Muurmans too created her own job. She started out at a zoo in the UK, where she trained people to look after critically endangered animals. But something bothered her: why was she working with zoo animals when their cousins in the wild were dying out? ‘I felt the need to do more. After volunteering in Costa Rica and Nicaragua, I moved to Indonesia to protect a beach full of nesting sea turtles. I stayed there for seven years and set up the project, Yayasan Pulau Banyak, for which I won the award. I applied for grants and paid my own salary.’

Build up a network

To get this far, it helps to have an extensive network. Muurmans developed one while she was at university. Boorsma started actively networking when he got the job in Bolivia. Before leaving for Bolivia, he visited the Dutch offices of WWF, IUCN, and Birdlife International to share his plans for protecting threatened bird species. In 2018, he was a guest on the radio wildlife programme Vroege Vogels. ‘The director of Birdlife heard me and asked around in the office if anyone knew me. So the answer was yes! He then invited me to meet him, and asked me how he could help.’

Be a people person too

Although ‘doing something for wildlife’ is probably your primary motive for pursuing a career in nature conservation, you’ll find yourself working mainly with people. So you need to enjoy that. ‘There is a strong human component in conservation,’ says Muurmans. ‘Only by talking to everyone, including people who think differently to you, can you arrive at a mutual understanding and find common goals,’ she concludes.

This community engagement is also crucial if you want your research to be translated into policy, says Misha. ‘You’ve got to get out of the lab and engage with communities and governments. ‘For my PhD, I studied snow leopards and their prey in the Himalayas.
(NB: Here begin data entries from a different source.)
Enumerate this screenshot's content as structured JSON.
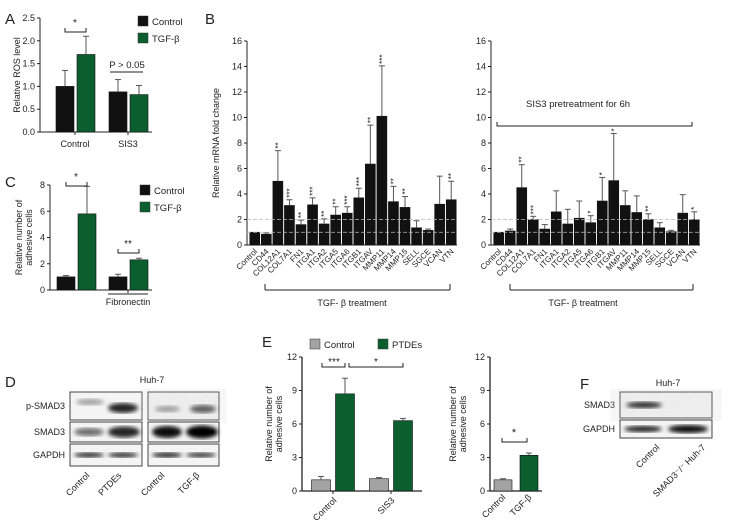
{
  "colors": {
    "black": "#111111",
    "green": "#0b5e2e",
    "gray": "#a3a3a3"
  },
  "chart_data": [
    {
      "panel_label": "A",
      "type": "bar",
      "ylabel": "Relative ROS level",
      "ylim": [
        0,
        2.5
      ],
      "ytick_labels": [
        "0.0",
        "0.5",
        "1.0",
        "1.5",
        "2.0",
        "2.5"
      ],
      "yticks": [
        0,
        0.5,
        1,
        1.5,
        2,
        2.5
      ],
      "categories": [
        "Control",
        "SIS3"
      ],
      "series": [
        {
          "name": "Control",
          "color": "#111111",
          "values": [
            1.0,
            0.88
          ],
          "errors": [
            0.35,
            0.27
          ]
        },
        {
          "name": "TGF-β",
          "color": "#0b5e2e",
          "values": [
            1.7,
            0.82
          ],
          "errors": [
            0.4,
            0.2
          ]
        }
      ],
      "annotations": [
        "*",
        "P > 0.05"
      ],
      "legend": "top-right"
    },
    {
      "panel_label": "C",
      "type": "bar",
      "ylabel": [
        "Relative number of",
        "adhesive cells"
      ],
      "ylim": [
        0,
        8
      ],
      "ytick_labels": [
        "0",
        "2",
        "4",
        "6",
        "8"
      ],
      "yticks": [
        0,
        2,
        4,
        6,
        8
      ],
      "categories": [
        "",
        "Fibronectin"
      ],
      "series": [
        {
          "name": "Control",
          "color": "#111111",
          "values": [
            1.0,
            1.0
          ],
          "errors": [
            0.1,
            0.2
          ]
        },
        {
          "name": "TGF-β",
          "color": "#0b5e2e",
          "values": [
            5.8,
            2.3
          ],
          "errors": [
            2.1,
            0.12
          ]
        }
      ],
      "annotations": [
        "*",
        "**"
      ],
      "legend": "top-right"
    },
    {
      "panel_label": "B",
      "type": "bar",
      "ylabel": "Relative mRNA fold change",
      "ylim": [
        0,
        16
      ],
      "ytick_labels": [
        "0",
        "2",
        "4",
        "6",
        "8",
        "10",
        "12",
        "14",
        "16"
      ],
      "yticks": [
        0,
        2,
        4,
        6,
        8,
        10,
        12,
        14,
        16
      ],
      "reference_lines": [
        1,
        2
      ],
      "categories": [
        "Control",
        "CD44",
        "COL12A1",
        "COL7A1",
        "FN1",
        "ITGA1",
        "ITGA2",
        "ITGA5",
        "ITGA6",
        "ITGB1",
        "ITGAV",
        "MMP11",
        "MMP14",
        "MMP15",
        "SELL",
        "SGCE",
        "VCAN",
        "VTN"
      ],
      "values": [
        1.0,
        0.85,
        5.0,
        3.1,
        1.6,
        3.15,
        1.65,
        2.35,
        2.5,
        3.7,
        6.35,
        10.1,
        3.4,
        2.95,
        1.35,
        1.15,
        3.2,
        3.55
      ],
      "errors": [
        0,
        0.1,
        2.4,
        0.45,
        0.35,
        0.55,
        0.4,
        0.65,
        0.5,
        0.75,
        3.05,
        3.95,
        1.2,
        0.85,
        0.55,
        0.1,
        2.2,
        1.45
      ],
      "significance": [
        "",
        "",
        "**",
        "***",
        "**",
        "***",
        "**",
        "**",
        "***",
        "***",
        "**",
        "***",
        "**",
        "**",
        "",
        "",
        "",
        "**"
      ],
      "bracket_label": "TGF- β treatment"
    },
    {
      "type": "bar",
      "ylim": [
        0,
        16
      ],
      "ytick_labels": [
        "0",
        "2",
        "4",
        "6",
        "8",
        "10",
        "12",
        "14",
        "16"
      ],
      "yticks": [
        0,
        2,
        4,
        6,
        8,
        10,
        12,
        14,
        16
      ],
      "reference_lines": [
        1,
        2
      ],
      "categories": [
        "Control",
        "CD44",
        "COL12A1",
        "COL7A1",
        "FN1",
        "ITGA1",
        "ITGA2",
        "ITGA5",
        "ITGA6",
        "ITGB1",
        "ITGAV",
        "MMP11",
        "MMP14",
        "MMP15",
        "SELL",
        "SGCE",
        "VCAN",
        "VTN"
      ],
      "values": [
        1.0,
        1.1,
        4.5,
        2.0,
        1.25,
        2.6,
        1.65,
        2.1,
        1.75,
        3.45,
        5.05,
        3.1,
        2.55,
        2.0,
        1.35,
        1.05,
        2.5,
        2.0
      ],
      "errors": [
        0,
        0.15,
        1.8,
        0.25,
        0.35,
        1.65,
        1.15,
        1.35,
        0.55,
        1.85,
        3.7,
        1.15,
        1.3,
        0.45,
        0.4,
        0.1,
        1.45,
        0.6
      ],
      "significance": [
        "",
        "",
        "**",
        "***",
        "",
        "",
        "",
        "",
        "*",
        "*",
        "*",
        "",
        "",
        "**",
        "",
        "",
        "",
        "*"
      ],
      "top_bracket_label": "SIS3 pretreatment for 6h",
      "bracket_label": "TGF- β treatment"
    },
    {
      "panel_label": "E",
      "type": "bar",
      "ylabel": [
        "Relative number of",
        "adhesive cells"
      ],
      "ylim": [
        0,
        12
      ],
      "ytick_labels": [
        "0",
        "3",
        "6",
        "9",
        "12"
      ],
      "yticks": [
        0,
        3,
        6,
        9,
        12
      ],
      "categories": [
        "Control",
        "SIS3"
      ],
      "series": [
        {
          "name": "Control",
          "color": "#a3a3a3",
          "values": [
            1.0,
            1.1
          ],
          "errors": [
            0.3,
            0.1
          ]
        },
        {
          "name": "PTDEs",
          "color": "#0b5e2e",
          "values": [
            8.7,
            6.3
          ],
          "errors": [
            1.4,
            0.2
          ]
        }
      ],
      "annotations": [
        "***",
        "*"
      ],
      "legend": "top"
    },
    {
      "type": "bar",
      "ylabel": [
        "Relative number of",
        "adhesive cells"
      ],
      "ylim": [
        0,
        12
      ],
      "ytick_labels": [
        "0",
        "3",
        "6",
        "9",
        "12"
      ],
      "yticks": [
        0,
        3,
        6,
        9,
        12
      ],
      "categories": [
        "Control",
        "TGF-β"
      ],
      "colors": [
        "#a3a3a3",
        "#0b5e2e"
      ],
      "values": [
        1.0,
        3.2
      ],
      "errors": [
        0.1,
        0.2
      ],
      "annotations": [
        "*"
      ]
    }
  ],
  "blots": {
    "D": {
      "panel_label": "D",
      "cell_line": "Huh-7",
      "rows": [
        "p-SMAD3",
        "SMAD3",
        "GAPDH"
      ],
      "lanes": [
        "Control",
        "PTDEs",
        "Control",
        "TGF-β"
      ]
    },
    "F": {
      "panel_label": "F",
      "cell_line": "Huh-7",
      "rows": [
        "SMAD3",
        "GAPDH"
      ],
      "lanes": [
        "Control",
        "SMAD3⁻/⁻ Huh-7"
      ]
    }
  }
}
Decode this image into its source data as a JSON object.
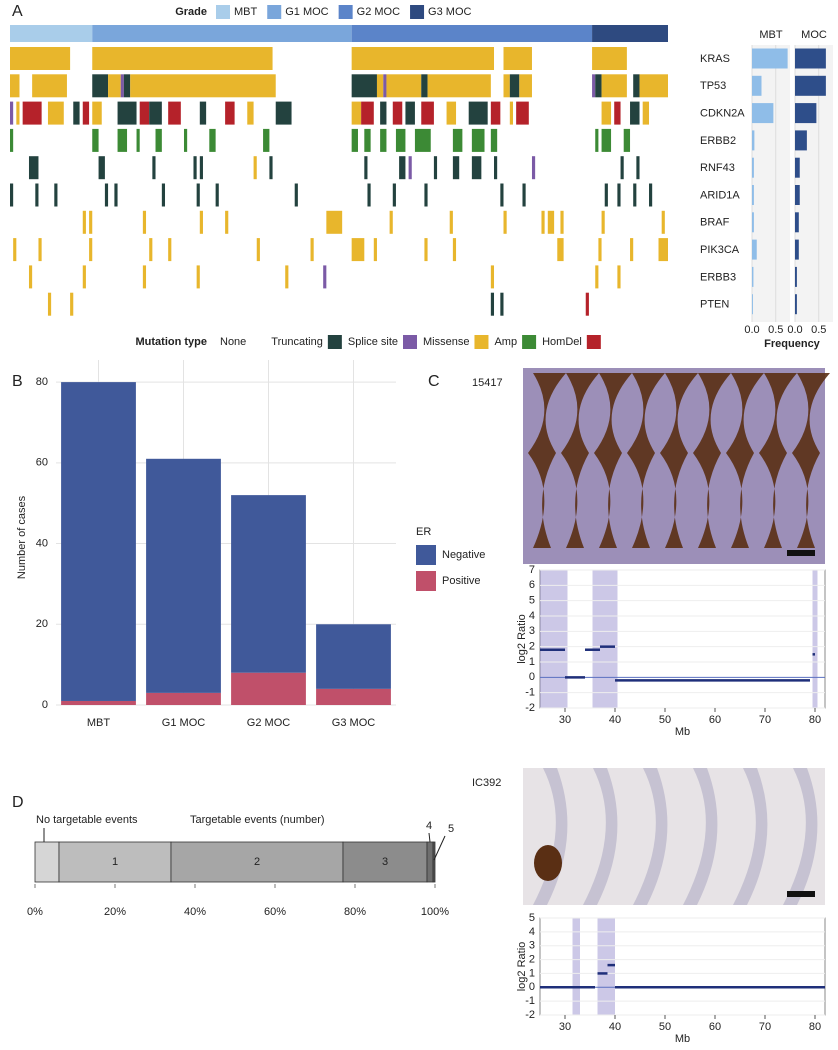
{
  "panel_labels": [
    "A",
    "B",
    "C",
    "D"
  ],
  "chart_data": [
    {
      "type": "oncoprint",
      "grade": {
        "title": "Grade",
        "categories": [
          "MBT",
          "G1 MOC",
          "G2 MOC",
          "G3 MOC"
        ],
        "colors": [
          "#a9cdea",
          "#7aa6db",
          "#5b84c9",
          "#2e4a80"
        ],
        "values": [
          26,
          82,
          76,
          24
        ]
      },
      "genes": [
        "KRAS",
        "TP53",
        "CDKN2A",
        "ERBB2",
        "RNF43",
        "ARID1A",
        "BRAF",
        "PIK3CA",
        "ERBB3",
        "PTEN"
      ],
      "mutation_legend": {
        "title": "Mutation type",
        "categories": [
          "None",
          "Truncating",
          "Splice site",
          "Missense",
          "Amp",
          "HomDel"
        ],
        "colors": [
          "#ffffff",
          "#23423f",
          "#7b5aa6",
          "#e8b62c",
          "#3c8a35",
          "#b5222a"
        ]
      },
      "tracks": [
        [
          [
            0,
            19,
            3
          ],
          [
            26,
            57,
            3
          ],
          [
            108,
            45,
            3
          ],
          [
            156,
            9,
            3
          ],
          [
            184,
            11,
            3
          ]
        ],
        [
          [
            0,
            3,
            3
          ],
          [
            7,
            11,
            3
          ],
          [
            26,
            5,
            1
          ],
          [
            31,
            4,
            3
          ],
          [
            35,
            1,
            2
          ],
          [
            36,
            2,
            1
          ],
          [
            38,
            46,
            3
          ],
          [
            108,
            8,
            1
          ],
          [
            116,
            2,
            3
          ],
          [
            118,
            1,
            2
          ],
          [
            119,
            11,
            3
          ],
          [
            130,
            2,
            1
          ],
          [
            132,
            20,
            3
          ],
          [
            156,
            2,
            3
          ],
          [
            158,
            3,
            1
          ],
          [
            161,
            4,
            3
          ],
          [
            184,
            1,
            2
          ],
          [
            185,
            2,
            1
          ],
          [
            187,
            8,
            3
          ],
          [
            197,
            2,
            1
          ],
          [
            199,
            9,
            3
          ]
        ],
        [
          [
            0,
            1,
            2
          ],
          [
            2,
            1,
            3
          ],
          [
            4,
            6,
            5
          ],
          [
            12,
            5,
            3
          ],
          [
            20,
            2,
            1
          ],
          [
            23,
            2,
            5
          ],
          [
            26,
            3,
            3
          ],
          [
            34,
            6,
            1
          ],
          [
            41,
            3,
            5
          ],
          [
            44,
            4,
            1
          ],
          [
            50,
            4,
            5
          ],
          [
            60,
            2,
            1
          ],
          [
            68,
            3,
            5
          ],
          [
            75,
            2,
            3
          ],
          [
            84,
            5,
            1
          ],
          [
            108,
            3,
            3
          ],
          [
            111,
            4,
            5
          ],
          [
            117,
            2,
            1
          ],
          [
            121,
            3,
            5
          ],
          [
            125,
            3,
            1
          ],
          [
            130,
            4,
            5
          ],
          [
            138,
            3,
            3
          ],
          [
            145,
            6,
            1
          ],
          [
            152,
            3,
            5
          ],
          [
            158,
            1,
            3
          ],
          [
            160,
            4,
            5
          ],
          [
            187,
            3,
            3
          ],
          [
            191,
            2,
            5
          ],
          [
            196,
            3,
            1
          ],
          [
            200,
            2,
            3
          ]
        ],
        [
          [
            0,
            1,
            4
          ],
          [
            26,
            2,
            4
          ],
          [
            34,
            3,
            4
          ],
          [
            40,
            1,
            4
          ],
          [
            46,
            2,
            4
          ],
          [
            55,
            1,
            4
          ],
          [
            63,
            2,
            4
          ],
          [
            80,
            2,
            4
          ],
          [
            108,
            2,
            4
          ],
          [
            112,
            2,
            4
          ],
          [
            117,
            2,
            4
          ],
          [
            122,
            3,
            4
          ],
          [
            128,
            5,
            4
          ],
          [
            140,
            3,
            4
          ],
          [
            146,
            4,
            4
          ],
          [
            152,
            2,
            4
          ],
          [
            185,
            1,
            4
          ],
          [
            187,
            3,
            4
          ],
          [
            194,
            2,
            4
          ]
        ],
        [
          [
            6,
            3,
            1
          ],
          [
            28,
            2,
            1
          ],
          [
            45,
            1,
            1
          ],
          [
            58,
            1,
            1
          ],
          [
            60,
            1,
            1
          ],
          [
            77,
            1,
            3
          ],
          [
            82,
            1,
            1
          ],
          [
            112,
            1,
            1
          ],
          [
            123,
            2,
            1
          ],
          [
            126,
            1,
            2
          ],
          [
            134,
            1,
            1
          ],
          [
            140,
            2,
            1
          ],
          [
            146,
            3,
            1
          ],
          [
            153,
            1,
            1
          ],
          [
            165,
            1,
            2
          ],
          [
            193,
            1,
            1
          ],
          [
            198,
            1,
            1
          ]
        ],
        [
          [
            0,
            1,
            1
          ],
          [
            8,
            1,
            1
          ],
          [
            14,
            1,
            1
          ],
          [
            30,
            1,
            1
          ],
          [
            33,
            1,
            1
          ],
          [
            48,
            1,
            1
          ],
          [
            59,
            1,
            1
          ],
          [
            65,
            1,
            1
          ],
          [
            90,
            1,
            1
          ],
          [
            113,
            1,
            1
          ],
          [
            121,
            1,
            1
          ],
          [
            131,
            1,
            1
          ],
          [
            155,
            1,
            1
          ],
          [
            162,
            1,
            1
          ],
          [
            188,
            1,
            1
          ],
          [
            192,
            1,
            1
          ],
          [
            197,
            1,
            1
          ],
          [
            202,
            1,
            1
          ]
        ],
        [
          [
            23,
            1,
            3
          ],
          [
            25,
            1,
            3
          ],
          [
            42,
            1,
            3
          ],
          [
            60,
            1,
            3
          ],
          [
            68,
            1,
            3
          ],
          [
            100,
            5,
            3
          ],
          [
            120,
            1,
            3
          ],
          [
            139,
            1,
            3
          ],
          [
            156,
            1,
            3
          ],
          [
            168,
            1,
            3
          ],
          [
            170,
            2,
            3
          ],
          [
            174,
            1,
            3
          ],
          [
            187,
            1,
            3
          ],
          [
            206,
            1,
            3
          ]
        ],
        [
          [
            1,
            1,
            3
          ],
          [
            9,
            1,
            3
          ],
          [
            25,
            1,
            3
          ],
          [
            44,
            1,
            3
          ],
          [
            50,
            1,
            3
          ],
          [
            78,
            1,
            3
          ],
          [
            95,
            1,
            3
          ],
          [
            108,
            4,
            3
          ],
          [
            115,
            1,
            3
          ],
          [
            131,
            1,
            3
          ],
          [
            140,
            1,
            3
          ],
          [
            173,
            2,
            3
          ],
          [
            186,
            1,
            3
          ],
          [
            196,
            1,
            3
          ],
          [
            205,
            3,
            3
          ]
        ],
        [
          [
            6,
            1,
            3
          ],
          [
            23,
            1,
            3
          ],
          [
            42,
            1,
            3
          ],
          [
            59,
            1,
            3
          ],
          [
            87,
            1,
            3
          ],
          [
            99,
            1,
            2
          ],
          [
            152,
            1,
            3
          ],
          [
            185,
            1,
            3
          ],
          [
            192,
            1,
            3
          ]
        ],
        [
          [
            12,
            1,
            3
          ],
          [
            19,
            1,
            3
          ],
          [
            152,
            1,
            1
          ],
          [
            155,
            1,
            1
          ],
          [
            182,
            1,
            5
          ]
        ]
      ]
    },
    {
      "type": "frequency",
      "xlabel": "Frequency",
      "xlim": [
        0,
        0.8
      ],
      "xticks": [
        {
          "value": 0,
          "label": "0.0"
        },
        {
          "value": 0.5,
          "label": "0.5"
        }
      ],
      "series": [
        {
          "name": "MBT",
          "color": "#8fbde8",
          "values": [
            0.75,
            0.2,
            0.45,
            0.05,
            0.04,
            0.04,
            0.04,
            0.1,
            0.03,
            0.02
          ]
        },
        {
          "name": "MOC",
          "color": "#2e4e8a",
          "values": [
            0.65,
            0.65,
            0.45,
            0.25,
            0.1,
            0.1,
            0.08,
            0.08,
            0.04,
            0.04
          ]
        }
      ]
    },
    {
      "type": "stacked_bar",
      "ylabel": "Number of cases",
      "legend_title": "ER",
      "categories": [
        "MBT",
        "G1 MOC",
        "G2 MOC",
        "G3 MOC"
      ],
      "series": [
        {
          "name": "Negative",
          "color": "#40599a",
          "values": [
            79,
            58,
            44,
            16
          ]
        },
        {
          "name": "Positive",
          "color": "#c0506a",
          "values": [
            1,
            3,
            8,
            4
          ]
        }
      ],
      "ylim": [
        0,
        83
      ],
      "yticks": [
        0,
        20,
        40,
        60,
        80
      ],
      "grid": true
    },
    {
      "type": "copy_number",
      "sample": "15417",
      "ylabel": "log2 Ratio",
      "xlabel": "Mb",
      "xlim": [
        25,
        82
      ],
      "ylim": [
        -2,
        7
      ],
      "xticks": [
        30,
        40,
        50,
        60,
        70,
        80
      ],
      "yticks": [
        -2,
        -1,
        0,
        1,
        2,
        3,
        4,
        5,
        6,
        7
      ],
      "highlights": [
        [
          25,
          30.5
        ],
        [
          35.5,
          40.5
        ],
        [
          79.5,
          80.5
        ]
      ],
      "segments": [
        [
          25,
          30,
          1.8
        ],
        [
          30,
          34,
          0
        ],
        [
          34,
          37,
          1.8
        ],
        [
          37,
          40,
          2
        ],
        [
          40,
          79,
          -0.2
        ],
        [
          79.5,
          80,
          1.5
        ]
      ]
    },
    {
      "type": "copy_number",
      "sample": "IC392",
      "ylabel": "log2 Ratio",
      "xlabel": "Mb",
      "xlim": [
        25,
        82
      ],
      "ylim": [
        -2,
        5
      ],
      "xticks": [
        30,
        40,
        50,
        60,
        70,
        80
      ],
      "yticks": [
        -2,
        -1,
        0,
        1,
        2,
        3,
        4,
        5
      ],
      "highlights": [
        [
          31.5,
          33
        ],
        [
          36.5,
          40
        ]
      ],
      "segments": [
        [
          25,
          36,
          0
        ],
        [
          36.5,
          38.5,
          1
        ],
        [
          38.5,
          40,
          1.6
        ],
        [
          40,
          82,
          0
        ]
      ]
    },
    {
      "type": "stacked_hbar",
      "annotations": [
        "No targetable events",
        "Targetable events (number)"
      ],
      "categories": [
        null,
        "1",
        "2",
        "3",
        "4",
        "5"
      ],
      "values": [
        6,
        28,
        43,
        21,
        1.5,
        0.5
      ],
      "colors": [
        "#d6d6d6",
        "#bdbdbd",
        "#a6a6a6",
        "#8c8c8c",
        "#6e6e6e",
        "#555555"
      ],
      "xlim": [
        0,
        100
      ],
      "xticks": [
        {
          "value": 0,
          "label": "0%"
        },
        {
          "value": 20,
          "label": "20%"
        },
        {
          "value": 40,
          "label": "40%"
        },
        {
          "value": 60,
          "label": "60%"
        },
        {
          "value": 80,
          "label": "80%"
        },
        {
          "value": 100,
          "label": "100%"
        }
      ]
    }
  ]
}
I lived in a mountain village and saw the problems the people there face. That spurred me into action. I worked with local people to set up a no-grazing zone where snow leopards, blue sheep and ibex had right of way.  And after finishing my PhD, I helped set up a community livestock insurance programme to compensate for snow leopard attacks.’

Keep it in perspective

A career in conservation is often a vocation, and that can be problematic. Before you know it, you are working all the time. ‘This job is my life. My colleagues are also close friends,’ says Boorsma. ‘My tip is to do other things outside of working hours, find hobbies, make friends.’ Mishra takes the same approach and it helps make him resilient. ‘‘There are few successes and lots of setbacks in nature conservation. To stay positive, I get exercise and do research, which is creative. I like writing articles.’

Future For Nature Academy
The Future For Nature Academy connects students in the Netherlands, conservationists and winners of the Future for Nature award. The academy was founded in 2016 by assistant professor Ignas Heitkönig (Wildlife Ecology and Conservation, WUR) and Rascha Nuijten (then PhD student at NIOO, now director of the Future For Nature Foundation). The academy is a platform that helps students build a professional network and organizes seminars, workshops, excursions and discussions across the country each year.

Maggie Muurmans (winner in 2009)
Career: founder of Yayasan Pulau Banyak, co-founder of Ocean Connect Inc., PhD candidate and researcher at Griffith University, and senior executive at a community-based organization. Based in: Australia. Topic: marine conservation and citizen science.

Tjalle Boorsma (winner in 2020)
Career: director of nature conservation at Asociación Armonía. Based in: Bolivia. Topic: critically endangered birds such as the blue-throated macaw.

Charudutt Mishra (winner in 2008)
Career: science and conservation director and executive director of the Snow Leopard Trust, co-founder of Nature Conservation Foundation India. Based in: India, also active in the USA and Asian snow leopard countries. Topic: snow leopards in Asia.